Can communications be approved with clients so that deliveries aren’t clustered, or site-visits coincide with visits from their other suppliers?

And – though the virus itself is rightly front of mind for us all – none of us can ignore the mental toll that this scenario is having. Mental health must be carefully monitored for both remote and physically-present staff – both for its own sake and so that minds can stay focused on good health and safety practice.

Defining critical

I doubt anyone would disagree that keeping power flowing to our homes, for vital businesses and services right now is essential. Hospitals need power, and you could argue that social distancing is far more likely to succeed if people are able to work and entertain themselves remotely.

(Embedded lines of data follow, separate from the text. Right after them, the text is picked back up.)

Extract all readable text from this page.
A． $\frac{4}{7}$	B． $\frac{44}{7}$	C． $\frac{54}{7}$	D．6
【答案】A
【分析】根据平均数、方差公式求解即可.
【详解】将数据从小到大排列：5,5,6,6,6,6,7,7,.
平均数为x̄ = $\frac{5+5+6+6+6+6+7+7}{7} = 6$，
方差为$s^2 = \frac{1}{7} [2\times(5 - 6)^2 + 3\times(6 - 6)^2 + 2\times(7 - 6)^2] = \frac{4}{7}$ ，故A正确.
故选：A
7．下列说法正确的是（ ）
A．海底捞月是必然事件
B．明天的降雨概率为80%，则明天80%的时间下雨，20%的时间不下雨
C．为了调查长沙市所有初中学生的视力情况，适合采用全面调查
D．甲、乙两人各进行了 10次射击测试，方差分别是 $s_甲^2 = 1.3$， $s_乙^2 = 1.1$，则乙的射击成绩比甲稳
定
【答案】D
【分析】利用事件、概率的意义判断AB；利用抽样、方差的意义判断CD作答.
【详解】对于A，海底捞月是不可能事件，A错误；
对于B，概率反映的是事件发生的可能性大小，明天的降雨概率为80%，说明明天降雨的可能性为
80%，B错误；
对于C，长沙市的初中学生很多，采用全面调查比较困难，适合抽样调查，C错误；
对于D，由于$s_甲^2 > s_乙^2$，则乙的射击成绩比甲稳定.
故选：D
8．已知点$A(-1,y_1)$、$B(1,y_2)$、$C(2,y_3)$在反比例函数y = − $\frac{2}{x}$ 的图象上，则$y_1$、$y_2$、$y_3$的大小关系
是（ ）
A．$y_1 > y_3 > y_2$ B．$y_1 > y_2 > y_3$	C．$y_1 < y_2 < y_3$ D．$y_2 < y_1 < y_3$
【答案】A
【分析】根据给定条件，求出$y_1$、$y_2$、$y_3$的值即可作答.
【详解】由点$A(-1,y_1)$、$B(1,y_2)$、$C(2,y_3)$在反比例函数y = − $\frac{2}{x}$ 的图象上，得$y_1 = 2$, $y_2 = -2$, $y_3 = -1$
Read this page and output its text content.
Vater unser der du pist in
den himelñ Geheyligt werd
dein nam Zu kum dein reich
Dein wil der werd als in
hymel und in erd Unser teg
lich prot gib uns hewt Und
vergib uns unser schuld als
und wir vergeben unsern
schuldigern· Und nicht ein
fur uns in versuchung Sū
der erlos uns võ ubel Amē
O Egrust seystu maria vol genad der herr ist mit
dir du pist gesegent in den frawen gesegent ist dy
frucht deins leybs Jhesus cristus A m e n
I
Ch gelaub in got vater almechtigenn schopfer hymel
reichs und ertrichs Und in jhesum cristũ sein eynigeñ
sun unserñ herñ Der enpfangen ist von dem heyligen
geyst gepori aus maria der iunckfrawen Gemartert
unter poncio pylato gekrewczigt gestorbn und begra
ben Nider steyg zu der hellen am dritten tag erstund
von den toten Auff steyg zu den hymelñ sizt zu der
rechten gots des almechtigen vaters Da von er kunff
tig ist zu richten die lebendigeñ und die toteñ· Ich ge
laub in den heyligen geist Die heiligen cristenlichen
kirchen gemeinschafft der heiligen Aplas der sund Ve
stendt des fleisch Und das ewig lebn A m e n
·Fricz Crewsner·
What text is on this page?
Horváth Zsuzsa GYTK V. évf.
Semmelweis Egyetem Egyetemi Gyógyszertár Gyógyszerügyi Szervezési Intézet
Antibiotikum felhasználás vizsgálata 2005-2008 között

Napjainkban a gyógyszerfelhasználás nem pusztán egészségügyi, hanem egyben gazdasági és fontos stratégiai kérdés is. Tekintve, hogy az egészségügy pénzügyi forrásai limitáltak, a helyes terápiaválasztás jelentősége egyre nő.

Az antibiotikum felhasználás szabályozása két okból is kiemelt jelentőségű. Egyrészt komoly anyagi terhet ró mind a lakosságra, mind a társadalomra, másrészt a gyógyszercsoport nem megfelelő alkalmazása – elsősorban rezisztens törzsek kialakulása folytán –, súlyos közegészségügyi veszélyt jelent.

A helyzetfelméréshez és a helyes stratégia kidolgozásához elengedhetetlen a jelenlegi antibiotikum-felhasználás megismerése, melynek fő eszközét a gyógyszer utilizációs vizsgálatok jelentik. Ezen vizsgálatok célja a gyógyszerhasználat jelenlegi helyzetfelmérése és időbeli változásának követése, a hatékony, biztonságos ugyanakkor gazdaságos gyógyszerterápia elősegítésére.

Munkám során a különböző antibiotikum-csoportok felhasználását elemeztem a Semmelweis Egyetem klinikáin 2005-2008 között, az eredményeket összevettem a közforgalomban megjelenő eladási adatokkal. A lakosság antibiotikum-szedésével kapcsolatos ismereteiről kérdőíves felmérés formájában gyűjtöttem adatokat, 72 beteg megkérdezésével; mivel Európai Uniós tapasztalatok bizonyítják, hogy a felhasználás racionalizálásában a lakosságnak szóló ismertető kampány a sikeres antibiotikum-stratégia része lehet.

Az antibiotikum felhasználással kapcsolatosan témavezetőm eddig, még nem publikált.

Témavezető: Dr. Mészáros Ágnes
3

However, some might question whether work on tomorrow’s energy projects is critical at the moment. Though COVID-19 introduces many new uncertainties as to what our societies and economies will look like in future, we are ultimately in the midst of several long-term trends, changing how much energy we need, where we need it and how we produce it. Offshore wind farms will continue to be built off the UK coast (and they need to be built before we shut down the coal-fired and other fossil fuel power plants they replace); new sources of hydrocarbons will continue to be needed to replace output from mature North Sea wells. These are tomorrow’s critical energy infrastructure assets, which makes them today’s critical construction and manufacturing projects – all the more reason to do our utmost to keep the sector moving while at the same time keeping our people safe.

At JDR, we are constantly looking for further initiatives and improvements to keep our people safe, while helping our clients work tirelessly to keep the lights on. I hope that some of these thoughts can be of use to others, as we look ahead and ensure we all have the energy we need to continue our fight against Coronavirus and safely re-build our global economy for all of our futures.